Gender differences in Agreeableness factor-based scores

Fig. 184 Comparing differences in Agreeableness factor-based scores between males and females

Writing up an EFA¶

Hopefully, so far we have given you some sense of EFA and how to undertake EFA in jamovi. So, once you have completed your EFA, how do you write it up? There is not a formal standard way to write up an EFA, and examples tend to vary by discipline and researcher. That said, there are some fairly standard pieces of information to include in your write-up:

What are the theoretical underpinnings for the area you are studying, and specifically for the constructs that you are interested in uncovering through EFA.
A description of the sample (e.g. demographic information, sample size, sampling method).
A description of the type of data used (e.g., nominal , continuous ) and descriptive statistics.
Describe how you went about testing the assumptions for EFA. Details regarding sphericity checks and measures of sampling adequacy should be reported.
Explain what FA extraction method (e.g. maximum likelihood) was used.
Explain the criteria and process used for deciding how many factors were extracted in the final solution, and which items were selected. Clearly explain the rationale for key decisions during the EFA process.
Explain what rotation methods were attempted, the reasons why, and the results.
Final factor loadings should be reported in the results, in a table. This table should also report the uniqueness (or communality) for each variable (in the final column). Factor loadings should be reported with descriptive labels in addition to item numbers. Correlations between the factors should also be included, either at the bottom of this table, in a separate table.
Meaningful names for the extracted factors should be provided. You may like to use previously selected factor names, but on examining the actual items and factors you may think a different name is more appropriate.
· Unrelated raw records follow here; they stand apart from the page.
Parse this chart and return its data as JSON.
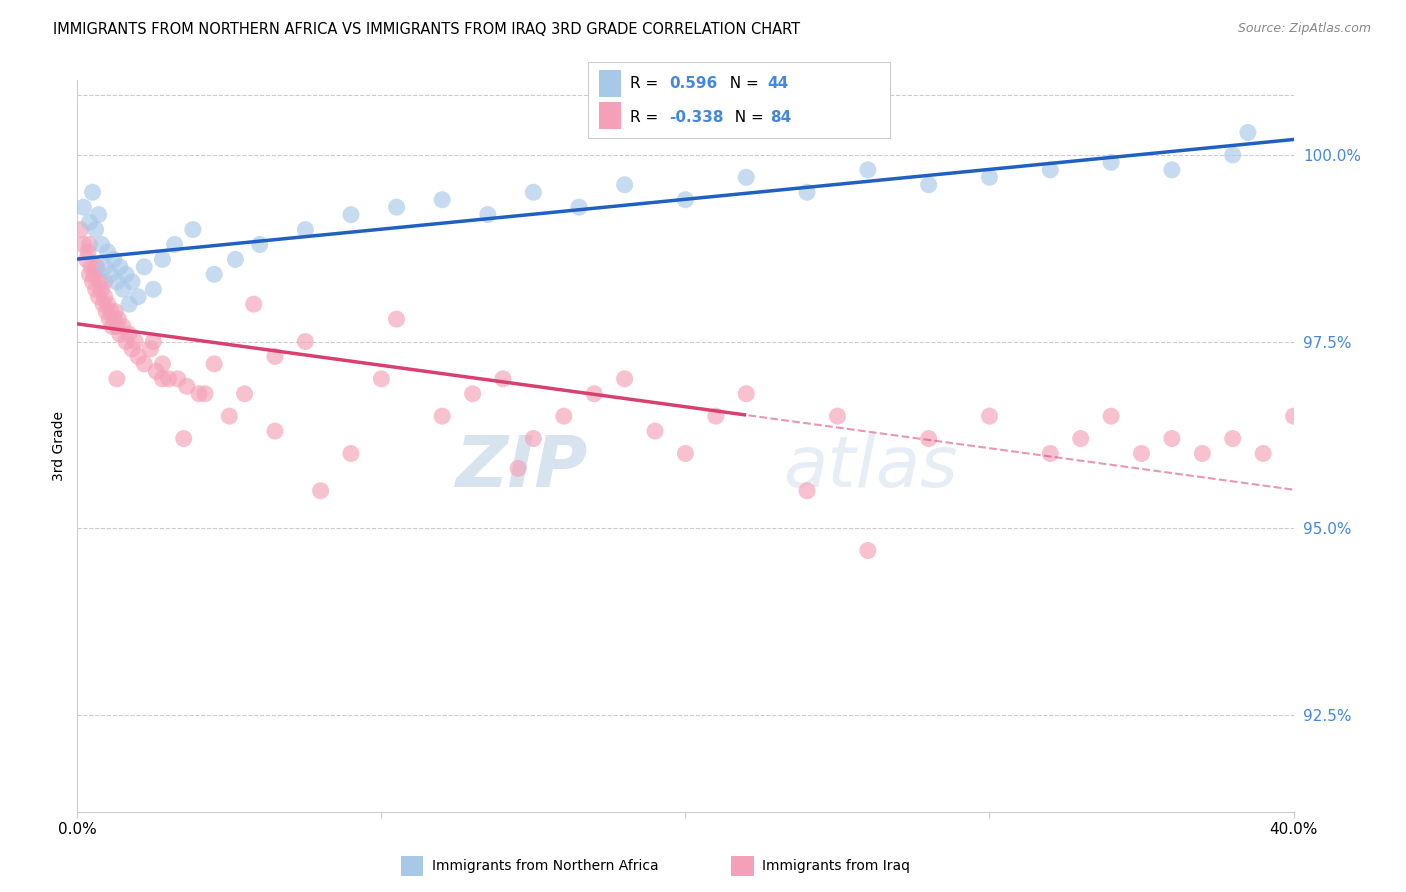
{
  "title": "IMMIGRANTS FROM NORTHERN AFRICA VS IMMIGRANTS FROM IRAQ 3RD GRADE CORRELATION CHART",
  "source": "Source: ZipAtlas.com",
  "ylabel": "3rd Grade",
  "y_ticks": [
    92.5,
    95.0,
    97.5,
    100.0
  ],
  "y_tick_labels": [
    "92.5%",
    "95.0%",
    "97.5%",
    "100.0%"
  ],
  "xmin": 0.0,
  "xmax": 40.0,
  "ymin": 91.2,
  "ymax": 101.0,
  "legend_R_blue": "0.596",
  "legend_N_blue": "44",
  "legend_R_pink": "-0.338",
  "legend_N_pink": "84",
  "legend_label_blue": "Immigrants from Northern Africa",
  "legend_label_pink": "Immigrants from Iraq",
  "blue_color": "#a8c8e8",
  "pink_color": "#f4a0b8",
  "blue_line_color": "#2060c0",
  "pink_line_color": "#d84070",
  "watermark_zip": "ZIP",
  "watermark_atlas": "atlas",
  "blue_scatter_x": [
    0.2,
    0.4,
    0.5,
    0.6,
    0.7,
    0.8,
    0.9,
    1.0,
    1.1,
    1.2,
    1.3,
    1.4,
    1.5,
    1.6,
    1.7,
    1.8,
    2.0,
    2.2,
    2.5,
    2.8,
    3.2,
    3.8,
    4.5,
    5.2,
    6.0,
    7.5,
    9.0,
    10.5,
    12.0,
    13.5,
    15.0,
    16.5,
    18.0,
    20.0,
    22.0,
    24.0,
    26.0,
    28.0,
    30.0,
    32.0,
    34.0,
    36.0,
    38.0,
    38.5
  ],
  "blue_scatter_y": [
    99.3,
    99.1,
    99.5,
    99.0,
    99.2,
    98.8,
    98.5,
    98.7,
    98.4,
    98.6,
    98.3,
    98.5,
    98.2,
    98.4,
    98.0,
    98.3,
    98.1,
    98.5,
    98.2,
    98.6,
    98.8,
    99.0,
    98.4,
    98.6,
    98.8,
    99.0,
    99.2,
    99.3,
    99.4,
    99.2,
    99.5,
    99.3,
    99.6,
    99.4,
    99.7,
    99.5,
    99.8,
    99.6,
    99.7,
    99.8,
    99.9,
    99.8,
    100.0,
    100.3
  ],
  "pink_scatter_x": [
    0.1,
    0.2,
    0.3,
    0.35,
    0.4,
    0.45,
    0.5,
    0.55,
    0.6,
    0.65,
    0.7,
    0.75,
    0.8,
    0.85,
    0.9,
    0.95,
    1.0,
    1.05,
    1.1,
    1.15,
    1.2,
    1.25,
    1.3,
    1.35,
    1.4,
    1.5,
    1.6,
    1.7,
    1.8,
    1.9,
    2.0,
    2.2,
    2.4,
    2.6,
    2.8,
    3.0,
    3.3,
    3.6,
    4.0,
    4.5,
    5.0,
    5.5,
    6.5,
    7.5,
    9.0,
    10.0,
    12.0,
    13.0,
    14.0,
    15.0,
    16.0,
    17.0,
    18.0,
    19.0,
    20.0,
    21.0,
    22.0,
    25.0,
    28.0,
    30.0,
    32.0,
    33.0,
    34.0,
    35.0,
    36.0,
    37.0,
    38.0,
    39.0,
    40.0,
    3.5,
    5.8,
    8.0,
    2.5,
    1.3,
    0.9,
    0.6,
    0.4,
    2.8,
    4.2,
    6.5,
    10.5,
    14.5,
    24.0,
    26.0
  ],
  "pink_scatter_y": [
    99.0,
    98.8,
    98.6,
    98.7,
    98.4,
    98.5,
    98.3,
    98.4,
    98.2,
    98.5,
    98.1,
    98.3,
    98.2,
    98.0,
    98.1,
    97.9,
    98.0,
    97.8,
    97.9,
    97.7,
    97.8,
    97.9,
    97.7,
    97.8,
    97.6,
    97.7,
    97.5,
    97.6,
    97.4,
    97.5,
    97.3,
    97.2,
    97.4,
    97.1,
    97.2,
    97.0,
    97.0,
    96.9,
    96.8,
    97.2,
    96.5,
    96.8,
    96.3,
    97.5,
    96.0,
    97.0,
    96.5,
    96.8,
    97.0,
    96.2,
    96.5,
    96.8,
    97.0,
    96.3,
    96.0,
    96.5,
    96.8,
    96.5,
    96.2,
    96.5,
    96.0,
    96.2,
    96.5,
    96.0,
    96.2,
    96.0,
    96.2,
    96.0,
    96.5,
    96.2,
    98.0,
    95.5,
    97.5,
    97.0,
    98.3,
    98.5,
    98.8,
    97.0,
    96.8,
    97.3,
    97.8,
    95.8,
    95.5,
    94.7
  ],
  "pink_solid_end_x": 22.0
}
[1]	Quite helpfully, factor loadings can be interpreted like standardized regression coefficients

[2]	An Eigen value indicates how much of the variance in the observed variables a factor accounts for. A factor with an Eigen value > 1 accounts for more variance than a single observed variable

[3]

Oblique rotations provide two factor matrices, one called a structure matrix and one called a pattern matrix. In jamovi just the pattern matrix is shown in the results as this is typically the most useful for interpretation, though some experts suggest that both can be helpful. In a structure matrix coefficients show the relationship between the variable and the factors whilst ignoring the relationship of that factor with all the other factors (i.e. a zero-order correlation). Pattern matrix coefficients show the unique contribution of a factor to a variable whilst controlling for the effects of other factors on that variable (akin to standardized partial regression coefficient). Under orthogonal rotation, structure and pattern coefficients are the same.
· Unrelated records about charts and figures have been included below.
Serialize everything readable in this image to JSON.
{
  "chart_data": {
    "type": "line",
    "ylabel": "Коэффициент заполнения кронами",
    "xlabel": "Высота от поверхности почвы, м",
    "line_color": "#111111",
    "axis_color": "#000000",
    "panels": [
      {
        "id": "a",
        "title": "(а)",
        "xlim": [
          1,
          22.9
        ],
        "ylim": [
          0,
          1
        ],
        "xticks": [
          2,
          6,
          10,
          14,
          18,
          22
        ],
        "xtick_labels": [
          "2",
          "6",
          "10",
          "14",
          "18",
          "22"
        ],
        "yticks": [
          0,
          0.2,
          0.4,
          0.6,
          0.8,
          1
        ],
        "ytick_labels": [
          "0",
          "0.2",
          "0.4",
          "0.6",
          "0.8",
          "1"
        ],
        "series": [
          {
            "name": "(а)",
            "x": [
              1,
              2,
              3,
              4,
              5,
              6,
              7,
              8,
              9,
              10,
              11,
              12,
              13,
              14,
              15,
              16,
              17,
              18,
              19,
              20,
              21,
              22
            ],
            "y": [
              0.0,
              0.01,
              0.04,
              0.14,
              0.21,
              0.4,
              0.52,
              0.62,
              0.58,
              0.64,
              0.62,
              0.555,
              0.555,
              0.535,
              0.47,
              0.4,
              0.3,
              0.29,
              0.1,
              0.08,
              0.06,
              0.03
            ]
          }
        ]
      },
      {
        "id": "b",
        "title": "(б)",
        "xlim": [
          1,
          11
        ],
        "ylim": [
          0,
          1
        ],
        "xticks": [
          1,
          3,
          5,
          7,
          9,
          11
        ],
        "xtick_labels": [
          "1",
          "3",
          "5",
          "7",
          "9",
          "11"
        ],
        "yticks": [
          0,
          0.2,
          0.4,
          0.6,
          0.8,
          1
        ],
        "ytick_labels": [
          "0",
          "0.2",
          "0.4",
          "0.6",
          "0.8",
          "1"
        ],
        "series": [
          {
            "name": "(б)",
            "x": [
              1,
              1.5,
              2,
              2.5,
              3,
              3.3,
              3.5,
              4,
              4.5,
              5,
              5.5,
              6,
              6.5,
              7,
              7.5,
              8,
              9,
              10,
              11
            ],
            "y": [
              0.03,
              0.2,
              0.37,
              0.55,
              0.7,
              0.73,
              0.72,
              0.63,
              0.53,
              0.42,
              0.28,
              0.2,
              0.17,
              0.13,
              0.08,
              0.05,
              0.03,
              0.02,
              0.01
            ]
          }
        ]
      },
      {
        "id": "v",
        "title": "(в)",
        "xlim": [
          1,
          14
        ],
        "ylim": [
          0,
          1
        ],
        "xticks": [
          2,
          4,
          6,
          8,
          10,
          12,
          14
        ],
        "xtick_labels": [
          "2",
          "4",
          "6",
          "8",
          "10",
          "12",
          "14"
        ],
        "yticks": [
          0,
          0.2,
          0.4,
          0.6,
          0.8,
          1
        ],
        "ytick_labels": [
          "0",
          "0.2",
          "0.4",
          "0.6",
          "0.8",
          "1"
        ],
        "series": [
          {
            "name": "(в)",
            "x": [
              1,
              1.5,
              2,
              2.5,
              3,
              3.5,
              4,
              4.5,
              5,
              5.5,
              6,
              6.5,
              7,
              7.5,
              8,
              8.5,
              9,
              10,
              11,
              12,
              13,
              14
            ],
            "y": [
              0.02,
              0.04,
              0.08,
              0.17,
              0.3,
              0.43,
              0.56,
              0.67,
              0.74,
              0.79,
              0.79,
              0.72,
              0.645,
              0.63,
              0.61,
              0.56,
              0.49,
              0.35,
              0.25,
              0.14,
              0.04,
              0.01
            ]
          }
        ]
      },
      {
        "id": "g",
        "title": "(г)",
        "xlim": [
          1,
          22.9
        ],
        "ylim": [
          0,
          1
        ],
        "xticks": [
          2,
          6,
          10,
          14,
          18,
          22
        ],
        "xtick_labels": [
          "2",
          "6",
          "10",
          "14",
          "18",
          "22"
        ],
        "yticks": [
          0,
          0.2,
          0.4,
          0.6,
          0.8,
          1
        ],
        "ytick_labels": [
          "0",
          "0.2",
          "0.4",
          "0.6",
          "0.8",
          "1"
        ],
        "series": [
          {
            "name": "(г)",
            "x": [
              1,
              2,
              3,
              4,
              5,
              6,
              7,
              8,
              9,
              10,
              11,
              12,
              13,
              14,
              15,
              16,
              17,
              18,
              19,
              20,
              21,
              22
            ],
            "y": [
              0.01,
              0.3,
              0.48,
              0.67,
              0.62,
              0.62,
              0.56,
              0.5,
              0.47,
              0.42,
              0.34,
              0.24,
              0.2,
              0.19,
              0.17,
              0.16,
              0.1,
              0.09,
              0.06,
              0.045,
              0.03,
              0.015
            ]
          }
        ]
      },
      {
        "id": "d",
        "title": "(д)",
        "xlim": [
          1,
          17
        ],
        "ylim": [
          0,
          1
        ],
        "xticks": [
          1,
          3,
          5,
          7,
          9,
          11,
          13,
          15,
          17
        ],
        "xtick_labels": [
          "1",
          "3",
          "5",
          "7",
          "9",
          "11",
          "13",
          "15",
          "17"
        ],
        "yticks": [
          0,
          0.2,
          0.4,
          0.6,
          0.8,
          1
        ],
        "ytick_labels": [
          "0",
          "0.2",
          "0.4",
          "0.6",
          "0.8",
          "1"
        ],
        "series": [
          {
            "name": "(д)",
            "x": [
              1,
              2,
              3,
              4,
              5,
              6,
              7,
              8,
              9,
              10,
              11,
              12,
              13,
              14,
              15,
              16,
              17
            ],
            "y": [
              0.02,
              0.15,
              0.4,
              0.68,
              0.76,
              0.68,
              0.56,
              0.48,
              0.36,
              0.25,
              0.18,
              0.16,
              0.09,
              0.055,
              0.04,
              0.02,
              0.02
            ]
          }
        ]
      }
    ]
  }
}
[4]	Sometimes reported in factor analysis is “communality” which is the amount of variance in a variable that is accounted for by the factor solution. Uniqueness is equal to (1 - communality)

[5]	Remembering to first reverse score some variables if necessary.

[6]	In the latest versions of jamovi you can now save factor scores directly from within jamovi - it’s an option. But this explanation is helpful as it’s a good insight into using R directly from jamovi.